As stated before, CODA brings nothing necessarily fresh from a storytelling perspective as the story beats and nearly the dialogue could be telegraphed from a mile away but it still manages to leave a mark because of the emotional fortitude in which it delivers it all. The foil of Ruby can connect with many as she deals with the struggles of any teenager but that gets coupled with the massive responsibility thrust on her shoulders for the everyday wellbeing of her family members. Something inherently unfair but it comes with the cards dealt one needs to overcome. Therefore, this film follows her struggles in trying to balance this artistic pursuit while also being there for her family, which ultimately leads to all of the conflict.
Ultimately, the most heartbreaking aspect of the clashing aspirations of Ruby and her family’s disability comes from their inability to actually hear it. This becomes explicitly clear in the concert scene where the performance put on by the choir gets the admiration of all who could hear it and Ruby’s family just sits there in the silence looking at the expressions of others. This highlights the good sound design on display by the film in order to draw everyone into the experience of the Rossi family. This type of disconnect occurs not only with the family, but it can certainly be relatable to a whole host of teenagers who try to go a different way in their lives than what has been traditional in familial history.

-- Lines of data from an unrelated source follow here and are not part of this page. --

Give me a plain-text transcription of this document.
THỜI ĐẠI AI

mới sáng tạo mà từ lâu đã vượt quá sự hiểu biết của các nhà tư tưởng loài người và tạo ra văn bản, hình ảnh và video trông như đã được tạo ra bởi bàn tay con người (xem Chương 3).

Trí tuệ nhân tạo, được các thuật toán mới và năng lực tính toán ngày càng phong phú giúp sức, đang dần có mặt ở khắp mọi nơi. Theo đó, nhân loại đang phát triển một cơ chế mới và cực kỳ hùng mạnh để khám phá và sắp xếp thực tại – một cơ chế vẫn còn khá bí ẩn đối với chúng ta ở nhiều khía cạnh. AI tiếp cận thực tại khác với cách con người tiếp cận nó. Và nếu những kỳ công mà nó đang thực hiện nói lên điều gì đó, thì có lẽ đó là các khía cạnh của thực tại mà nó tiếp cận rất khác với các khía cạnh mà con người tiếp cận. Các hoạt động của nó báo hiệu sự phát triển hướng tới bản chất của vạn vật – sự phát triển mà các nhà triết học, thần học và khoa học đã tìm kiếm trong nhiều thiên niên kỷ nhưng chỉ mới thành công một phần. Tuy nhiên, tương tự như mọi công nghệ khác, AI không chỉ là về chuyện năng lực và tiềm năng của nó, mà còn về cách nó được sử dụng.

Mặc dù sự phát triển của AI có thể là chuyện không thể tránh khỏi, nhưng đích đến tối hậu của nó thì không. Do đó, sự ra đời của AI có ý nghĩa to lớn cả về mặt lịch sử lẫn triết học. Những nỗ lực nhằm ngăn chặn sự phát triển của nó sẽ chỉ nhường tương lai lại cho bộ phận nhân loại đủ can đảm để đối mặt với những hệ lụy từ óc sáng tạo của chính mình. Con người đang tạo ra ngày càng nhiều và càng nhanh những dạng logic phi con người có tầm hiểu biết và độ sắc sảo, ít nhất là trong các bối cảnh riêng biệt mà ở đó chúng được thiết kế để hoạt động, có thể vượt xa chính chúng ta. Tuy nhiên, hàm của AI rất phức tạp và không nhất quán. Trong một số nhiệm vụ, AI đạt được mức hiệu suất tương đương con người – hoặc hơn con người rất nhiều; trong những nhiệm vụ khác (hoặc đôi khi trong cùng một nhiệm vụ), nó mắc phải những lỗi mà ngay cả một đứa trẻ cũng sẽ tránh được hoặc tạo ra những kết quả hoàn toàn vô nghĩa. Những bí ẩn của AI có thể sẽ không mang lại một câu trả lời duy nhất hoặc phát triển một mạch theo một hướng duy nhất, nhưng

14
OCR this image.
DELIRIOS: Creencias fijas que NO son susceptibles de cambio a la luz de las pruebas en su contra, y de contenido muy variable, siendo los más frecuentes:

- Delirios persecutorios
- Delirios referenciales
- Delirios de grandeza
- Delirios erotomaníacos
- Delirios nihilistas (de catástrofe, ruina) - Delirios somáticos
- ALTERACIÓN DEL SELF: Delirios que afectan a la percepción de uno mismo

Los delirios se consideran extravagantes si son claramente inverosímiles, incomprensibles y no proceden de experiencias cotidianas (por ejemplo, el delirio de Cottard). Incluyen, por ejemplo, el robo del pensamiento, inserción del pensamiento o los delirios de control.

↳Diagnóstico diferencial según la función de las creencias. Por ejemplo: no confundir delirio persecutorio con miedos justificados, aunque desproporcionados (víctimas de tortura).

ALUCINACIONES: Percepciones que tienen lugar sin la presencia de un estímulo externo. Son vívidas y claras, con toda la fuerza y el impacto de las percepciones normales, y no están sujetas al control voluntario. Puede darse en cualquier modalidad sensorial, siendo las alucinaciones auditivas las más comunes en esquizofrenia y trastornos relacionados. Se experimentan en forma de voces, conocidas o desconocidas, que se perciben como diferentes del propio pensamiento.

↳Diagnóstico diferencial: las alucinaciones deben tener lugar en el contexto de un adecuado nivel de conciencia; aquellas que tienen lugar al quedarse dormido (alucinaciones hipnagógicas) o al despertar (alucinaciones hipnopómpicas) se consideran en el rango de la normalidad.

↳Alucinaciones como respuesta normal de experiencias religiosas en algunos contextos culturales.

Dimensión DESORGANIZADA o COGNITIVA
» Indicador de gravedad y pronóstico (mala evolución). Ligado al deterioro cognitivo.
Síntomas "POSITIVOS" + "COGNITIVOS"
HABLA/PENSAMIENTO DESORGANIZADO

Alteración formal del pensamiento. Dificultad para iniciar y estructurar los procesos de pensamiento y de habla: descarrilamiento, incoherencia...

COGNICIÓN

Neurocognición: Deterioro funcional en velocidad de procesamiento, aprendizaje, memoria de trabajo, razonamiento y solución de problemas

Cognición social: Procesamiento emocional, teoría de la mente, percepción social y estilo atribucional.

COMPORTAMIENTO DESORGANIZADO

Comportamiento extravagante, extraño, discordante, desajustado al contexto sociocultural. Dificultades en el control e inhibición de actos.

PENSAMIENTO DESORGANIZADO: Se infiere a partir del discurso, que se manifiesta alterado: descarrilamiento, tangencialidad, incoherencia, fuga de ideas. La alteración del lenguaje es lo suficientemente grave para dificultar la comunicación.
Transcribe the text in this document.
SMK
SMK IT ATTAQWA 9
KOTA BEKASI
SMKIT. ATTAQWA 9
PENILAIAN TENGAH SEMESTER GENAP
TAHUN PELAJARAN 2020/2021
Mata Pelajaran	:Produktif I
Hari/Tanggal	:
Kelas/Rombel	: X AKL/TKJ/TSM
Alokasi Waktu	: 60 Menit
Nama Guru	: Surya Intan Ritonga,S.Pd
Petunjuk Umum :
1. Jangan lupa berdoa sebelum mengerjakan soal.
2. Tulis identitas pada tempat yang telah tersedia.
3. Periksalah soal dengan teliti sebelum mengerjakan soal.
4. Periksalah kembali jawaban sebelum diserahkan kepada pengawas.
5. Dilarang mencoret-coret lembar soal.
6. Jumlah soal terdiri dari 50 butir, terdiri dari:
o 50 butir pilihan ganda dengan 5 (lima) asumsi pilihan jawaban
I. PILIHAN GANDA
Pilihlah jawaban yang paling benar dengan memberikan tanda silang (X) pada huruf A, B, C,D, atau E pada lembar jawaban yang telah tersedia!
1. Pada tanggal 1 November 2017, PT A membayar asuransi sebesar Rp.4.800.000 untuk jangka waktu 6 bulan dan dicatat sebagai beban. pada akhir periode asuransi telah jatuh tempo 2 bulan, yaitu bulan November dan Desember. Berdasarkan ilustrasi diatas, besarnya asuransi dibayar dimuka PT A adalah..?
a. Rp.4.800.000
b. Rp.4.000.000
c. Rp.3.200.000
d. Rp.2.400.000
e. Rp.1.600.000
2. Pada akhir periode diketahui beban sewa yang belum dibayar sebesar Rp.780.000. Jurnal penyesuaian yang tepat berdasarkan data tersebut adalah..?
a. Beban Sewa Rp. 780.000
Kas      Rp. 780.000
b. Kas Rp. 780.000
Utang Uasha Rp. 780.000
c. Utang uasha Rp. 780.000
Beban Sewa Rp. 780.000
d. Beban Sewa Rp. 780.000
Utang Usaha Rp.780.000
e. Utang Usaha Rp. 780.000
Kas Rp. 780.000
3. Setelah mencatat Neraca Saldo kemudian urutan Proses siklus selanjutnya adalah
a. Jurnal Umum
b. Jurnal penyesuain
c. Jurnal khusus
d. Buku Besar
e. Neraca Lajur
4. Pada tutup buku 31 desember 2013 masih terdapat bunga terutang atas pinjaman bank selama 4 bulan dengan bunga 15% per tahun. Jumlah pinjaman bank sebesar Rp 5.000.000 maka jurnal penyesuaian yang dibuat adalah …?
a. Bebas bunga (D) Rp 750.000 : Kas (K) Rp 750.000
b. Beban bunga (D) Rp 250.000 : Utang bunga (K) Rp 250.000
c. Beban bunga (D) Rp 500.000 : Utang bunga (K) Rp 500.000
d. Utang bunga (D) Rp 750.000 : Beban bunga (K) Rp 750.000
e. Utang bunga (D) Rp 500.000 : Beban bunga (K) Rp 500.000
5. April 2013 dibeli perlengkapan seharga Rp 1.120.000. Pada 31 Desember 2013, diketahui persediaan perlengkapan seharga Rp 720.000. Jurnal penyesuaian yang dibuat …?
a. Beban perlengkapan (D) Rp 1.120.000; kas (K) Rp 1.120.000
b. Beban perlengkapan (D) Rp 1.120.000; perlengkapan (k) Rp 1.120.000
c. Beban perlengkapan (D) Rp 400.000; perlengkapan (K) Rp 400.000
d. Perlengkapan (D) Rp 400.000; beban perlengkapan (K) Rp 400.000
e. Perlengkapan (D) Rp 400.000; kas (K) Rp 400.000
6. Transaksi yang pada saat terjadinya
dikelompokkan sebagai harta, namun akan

The lack of understanding and comprehension can be incredibly frustrating and it comes down to Ruby to find the right balance while still keeping the bonds that mean so much to her.
One of the more appealing aspects of CODA comes from not only having a movie empathetically tell a story about deaf individuals, but it does the very rare feat of casting individuals from that very community to portray the characters. Marlee Matlin, Daniel Durant, and Troy Kotsur all fall within the deaf community and portray the characters with the same disabilities within the film. This falls into the typical ire of when casting goes the other way where actors deflect from criticism for playing roles like the ones in this film, but considering these deaf actors rarely get any other opportunities because of their disability, perhaps they should be the ones to portray themselves at the very least. It’s truly not too much to ask for and I’m glad Matlin ensured this would be the case for this film through her advocacy.
Standing out as the brightest spot of the feature is Troy Kotsur, who delivers such a wily and sweet performance as the father of the family. Someone simply trying to provide and comprehend the ambitions of his daughter, he brings so much to this role and the narrative as a whole. From his hilarious emphasis when signing and then the incredibly heartwarming and perhaps tear-inducing truck bed scene, he just knocks it out of the park. Him receiving the notices he has for this role never fails to warm the heart seeing his difficulties in landing acting roles and he made sure to absolutely eat this role up.
Representative, simple, and still wonderfully heartwarming, CODA does what it needs to do narratively and leaves its mark. It definitely will not win any points for its originality, filmmaking capabilities, or technical achievements but it wins with hitting you in the feels, which certainly proved to be its goal from the very onset.